Child A has a life threatening condition that has required extensive treatment and surgery since the date of the deceased's death and they have not been well enough to source alternative accommodation.

On two occasions contracts for sale of the dwelling failed to proceed as the purchasers were unable to obtain finance.

The dwelling was sold two years, three months after the deceased's death.

Relevant legislative provisions

Income Tax Assessment Act 1997 section 104-10

Income Tax Assessment Act 1997 subsection 118-130(3)

Income Tax Assessment Act 1997 section 118-195

Income Tax Assessment Act 1997 subsection 118-195(1)

Reasons for decision

Summary

The Commissioner will exercise his discretion under subsection 118-195(1) of the Income Tax Assessment Act 1997 (ITAA 1997) and allow an extension of time until ddmmyy.

Detailed reasoning

The capital gains provisions allow for concessional treatment to be given to a dwelling that was owned by a deceased person if the executors of the deceased person's estate sell that dwelling within two years of the date of death.

Any capital gain or capital loss made on the sale of such a dwelling is disregarded if the dwelling was:

● Acquired by the deceased before 20 September 1985, or

● The deceased's main residence when they died.

The Commissioner has the discretion to extend the two year period. This extension is generally only granted where the executors are merely arranging the ordinary sale of the dwelling and the cause of the delay is beyond their control (for example, if the Will is challenged).
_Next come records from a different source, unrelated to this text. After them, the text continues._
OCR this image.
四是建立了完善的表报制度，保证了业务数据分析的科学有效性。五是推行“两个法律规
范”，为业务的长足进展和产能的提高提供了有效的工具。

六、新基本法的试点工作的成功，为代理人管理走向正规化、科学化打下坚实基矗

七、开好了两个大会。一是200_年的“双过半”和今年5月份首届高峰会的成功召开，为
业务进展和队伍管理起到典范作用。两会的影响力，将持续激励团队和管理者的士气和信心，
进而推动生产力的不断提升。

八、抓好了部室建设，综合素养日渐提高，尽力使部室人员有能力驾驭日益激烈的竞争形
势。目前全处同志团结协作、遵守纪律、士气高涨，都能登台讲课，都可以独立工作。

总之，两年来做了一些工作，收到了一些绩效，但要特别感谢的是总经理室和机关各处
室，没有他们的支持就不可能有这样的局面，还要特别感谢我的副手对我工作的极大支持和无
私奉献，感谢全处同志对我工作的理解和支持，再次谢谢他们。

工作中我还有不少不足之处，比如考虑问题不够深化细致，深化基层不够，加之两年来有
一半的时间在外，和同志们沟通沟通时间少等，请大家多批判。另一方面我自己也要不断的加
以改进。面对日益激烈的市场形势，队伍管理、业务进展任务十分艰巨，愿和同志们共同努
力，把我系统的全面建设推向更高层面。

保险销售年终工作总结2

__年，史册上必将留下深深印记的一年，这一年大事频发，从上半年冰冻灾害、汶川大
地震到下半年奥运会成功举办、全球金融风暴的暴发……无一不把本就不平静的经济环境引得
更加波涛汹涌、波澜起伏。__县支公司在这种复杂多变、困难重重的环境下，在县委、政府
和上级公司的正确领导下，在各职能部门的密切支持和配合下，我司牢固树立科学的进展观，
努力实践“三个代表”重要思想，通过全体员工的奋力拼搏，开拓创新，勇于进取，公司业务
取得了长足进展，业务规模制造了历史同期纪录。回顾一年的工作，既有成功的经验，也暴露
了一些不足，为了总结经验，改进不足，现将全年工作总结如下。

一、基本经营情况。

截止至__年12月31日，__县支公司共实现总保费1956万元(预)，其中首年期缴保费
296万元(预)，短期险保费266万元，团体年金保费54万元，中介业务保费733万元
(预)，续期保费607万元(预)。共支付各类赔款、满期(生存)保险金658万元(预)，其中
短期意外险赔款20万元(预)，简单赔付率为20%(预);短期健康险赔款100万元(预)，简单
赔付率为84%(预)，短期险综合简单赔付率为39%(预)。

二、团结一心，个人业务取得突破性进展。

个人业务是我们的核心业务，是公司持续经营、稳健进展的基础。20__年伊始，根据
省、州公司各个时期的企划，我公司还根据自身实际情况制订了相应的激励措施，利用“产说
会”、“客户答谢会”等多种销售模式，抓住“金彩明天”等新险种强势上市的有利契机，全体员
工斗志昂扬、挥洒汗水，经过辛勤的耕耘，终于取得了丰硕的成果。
There must not be any other factors mitigating against exercising it.

The delay in disposing of the dwelling was caused by unexpected delays in the settlement of the dwelling for reasons outside the beneficiary or trustee's control and these delays prevented you from disposing of the dwelling within the two year time limit.

The Commissioner accepts that it is appropriate to grant the short extension that you have requested.